O halde, mahkemece birikmiş nafaka alacaklarının da haczi mümkün olmadığından şikâyetin kabulü ile haczin kaldırılmasına karar verilmesi gerekirken, şikâyetin reddi yönünden hüküm tesisi isabetsizdir.

Yargıtay 12. Hukuk Dairesi, 2002/14311 Esas ve 2002/15013 Karar Sayılı İlamında;

“…ilama müstenit olan nafakadan kastedilen şey, dava sırasında hakimlikçe kişinin yaşamını sürdürmek için öncelikle ve zaruri olarak hükmedilen bir para olup, ara kararı ile takibe konulmasındaki amaçta dava sonucu beklenmeksizin nafakanın bir an önce tahsilinin gerekmesidir. Başka bir anlatımla nafakanın ilama bağlanıp bağlanmaması bu gibi hallerde sonuca etkili değildir. İcra ve İflas Kanunu’nun 83. maddesinde “ilama müstenit olmayan” nafaka tabirinden anlaşılması gereken ise Borçlar Kanunu’nun 507. maddesinde olduğu gibi mukaveleye müstenit nafakalardır. Yani zaruri olduğundan hakimlikçe hüküm altına alınan nafaka değil, tarafların serbest iradesi ile anılan madde koşullarındaki kararlaştırılan iratlardır. Hal böyle olunca lehine hükmedilen kişinin geçimi için zorunlu olan Türk Medeni Kanunu’nun hükümlerine göre verilen nafakanın birikmesi halinde dahi niteliği itibariyle haczi caiz değildir. Mercice aksine düşüncelerle şikâyetin reddine karar verilmesi isabetsizdir…”[1]

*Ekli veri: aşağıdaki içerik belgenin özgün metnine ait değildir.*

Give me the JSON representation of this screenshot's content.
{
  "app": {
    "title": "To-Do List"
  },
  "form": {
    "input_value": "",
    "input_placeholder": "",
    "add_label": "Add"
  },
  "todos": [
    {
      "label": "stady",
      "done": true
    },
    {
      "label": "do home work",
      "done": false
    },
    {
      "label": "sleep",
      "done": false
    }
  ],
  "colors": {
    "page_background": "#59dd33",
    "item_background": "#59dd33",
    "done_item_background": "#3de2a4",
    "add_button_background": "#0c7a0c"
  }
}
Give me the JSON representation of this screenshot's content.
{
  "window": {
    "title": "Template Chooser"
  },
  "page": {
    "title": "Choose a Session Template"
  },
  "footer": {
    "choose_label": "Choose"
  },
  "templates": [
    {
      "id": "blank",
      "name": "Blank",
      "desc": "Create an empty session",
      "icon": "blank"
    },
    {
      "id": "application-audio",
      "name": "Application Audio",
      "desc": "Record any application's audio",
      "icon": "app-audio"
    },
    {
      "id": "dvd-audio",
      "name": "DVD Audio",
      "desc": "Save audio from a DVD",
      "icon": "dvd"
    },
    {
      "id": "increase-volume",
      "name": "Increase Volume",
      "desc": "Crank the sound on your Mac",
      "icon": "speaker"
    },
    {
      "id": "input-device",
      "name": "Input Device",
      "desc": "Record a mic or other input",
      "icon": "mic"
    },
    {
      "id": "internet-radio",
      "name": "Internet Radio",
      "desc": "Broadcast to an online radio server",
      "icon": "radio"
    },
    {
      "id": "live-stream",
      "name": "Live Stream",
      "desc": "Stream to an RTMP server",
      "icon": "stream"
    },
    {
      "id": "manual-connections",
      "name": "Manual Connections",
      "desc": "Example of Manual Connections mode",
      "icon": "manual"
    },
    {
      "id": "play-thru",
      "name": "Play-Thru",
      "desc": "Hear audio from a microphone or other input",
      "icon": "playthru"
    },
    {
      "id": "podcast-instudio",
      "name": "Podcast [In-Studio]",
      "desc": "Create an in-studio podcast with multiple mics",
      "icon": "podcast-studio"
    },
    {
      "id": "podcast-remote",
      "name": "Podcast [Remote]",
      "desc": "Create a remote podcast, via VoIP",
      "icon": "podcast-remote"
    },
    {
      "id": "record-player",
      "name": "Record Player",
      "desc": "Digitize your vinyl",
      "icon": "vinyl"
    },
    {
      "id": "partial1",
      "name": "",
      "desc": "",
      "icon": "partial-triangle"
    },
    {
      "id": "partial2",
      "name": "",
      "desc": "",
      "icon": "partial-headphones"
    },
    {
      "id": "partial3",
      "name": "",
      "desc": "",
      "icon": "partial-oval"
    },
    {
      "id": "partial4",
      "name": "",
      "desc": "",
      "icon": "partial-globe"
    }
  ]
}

Yargıtay ilama dayanmayan nafaka alacaklarının haczini mümkün kabul ederken ilama dayanan nafaka alacakları bakımından farklı bir uygulamaya gitmektedir. Yargıtay’a göre ilama dayanan nafaka alacakları zaruri olarak hükmedilen bir para olduğundan haczi mümkün değildir. Ayrıca Yargıtay, Türk Medeni Kanunu hükümleri uyarınca zorunluluk icabı belirlenen nafakanın henüz ilama bağlanmamış olması halinde dahi ilama müstenit olmayan alacak olarak kabul edilemeyeceği görüşündedir. Diğer bir ifadeyle Yargıtay’a göre bu durumda da söz konusu nafaka alacağı haczedilemeyecektir. Bir diğer önem arz eden husus, birikmiş nafaka alacağının niteliği gereği alelade alacak olarak kabul edilememesidir. Yargıtay, birikmiş nafaka alacağının alelade alacak niteliği kazanmadığı ve bu nedenle haczinin de mümkün olmadığı görüşündedir.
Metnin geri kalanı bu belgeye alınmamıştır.